Ricardo and I looked at one another then down at the officer behind the steering wheel who was speaking to Abdel. The words "no" and "fuck" are universal, as is exasperation. The officer looked at me long enough to acknowledge each of those three things from me but immediately went back to Abdel. Identical routine but this officer was more decorated than the first, I would guess just old enough to pre-date the Revolution, and clearly far less open to negotiations.
Ricardo busied himself with the officer's partner, Pilar with trying to wave down the first officer who initially stopped us less than a block earlier. I found myself looking around at those looking at me. The doormen at the expensive hotel we were in front of, the uniformed military guards at the museum's outdoor exhibition, the German tourists walking by. And the wide-eyed movement in the backseat of the police car; the officers' prior arrest. At fifteen too young for her profession, her insistent flirtation too much for both of those. Her presence really only served to disquiet me further, not just for obvious reasons, but also as an indication that this officer was not one to merely warn.
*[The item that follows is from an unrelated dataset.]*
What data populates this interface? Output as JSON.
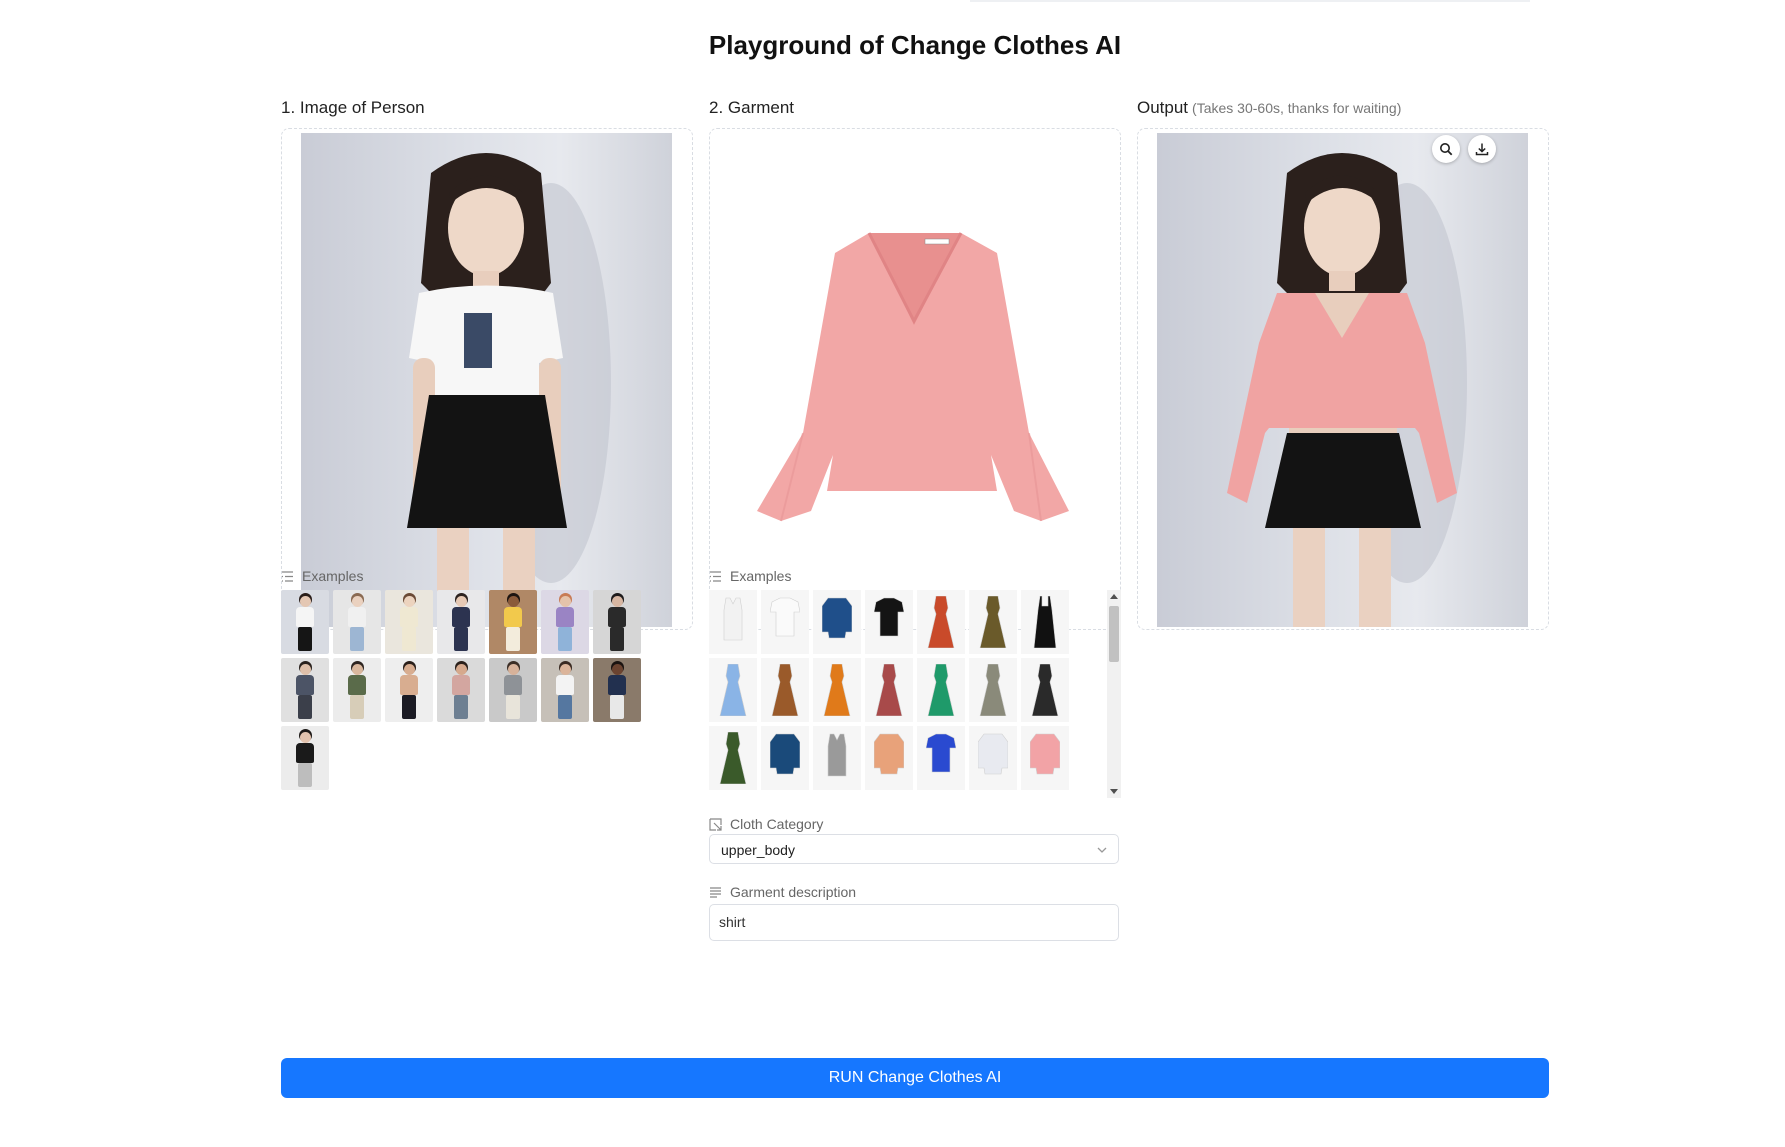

The first officer's arrival cleared up nothing, instead only prompting his superior to frisk Abdel and then cuff him, catalyzing furious shouting. He made eye contact with Ricardo and I as he was placed into the back of the car. He cut off our frantic apologies with a yell only partially directed at us: "This is the shit because of Fidel."


Pilar was next to him in the car just a few seconds later, choosing her husband over her own freedom. I stumbled another explanation to the officer.
"No, no, no problema con nosotros..... Estan muy, muy simpaticos."
"Bien... estan muy simpaticos." He shrugged as he slouched into the driver's seat and turned his attention to the ignition and the sidestreet ahead.
Too ashamed and guilty to attempt for eye contact with Abdel, I turned in disbelief and exhaustion to the girl beside him. Earlier she showed her own arrest was an annoyance and a joke, but the terror in her eyes confirmed that his was now more. I wondered if a younger, faded her was in a wallet somewhere in the city. The car drove away.

Ricardo's conversation with the first officer was almost over by the time I could focus on it.
"They did nothing wrong-"
"Where are you from?"
"Canada."
"Canada. And there you can just speak against the government and get away with it?"
The irony answered the question for us. It took patience and restraint to keep both of us from pointing back at the Museo de la Revolucion and declaring: "They did."


I type these words in a casa particular, just after sundown, hours after I watched the police car turn the corner and Abdel and Pilar shrink away. I'm going to save this draft and place the file, like the others I have started in Cuba thus far, in a subfolder of a subfolder of an innocuously named folder on my desktop. A precaution I've never taken before in my traveling. Unless the absolute worst happens in customs leaving Cuba, they should be safe there.
I type these words grateful that it wasn't me the officer asked the above question to; that I wasn't forced to lie about my nationality to a specialized police officer in a Communist dictatorship or be placed in the back of that already capacity squad car, an American caught with those in suspicion of being against the government.
I type these words hoping that Abdel and Pilar are okay. That once everyone in that car has calmed down and had their backgrounds run, that everything will check out. That Claudia will have her mother and father with her to kiss her goodnight. If not tonight then certainly tomorrow, and many after that.

I type these words with weight of uncertainty; at times the worst oppressor of all.


(***All of the above conversation took place in Spanish, but I translated the more detailed dialogue into English to make it easier to follow.)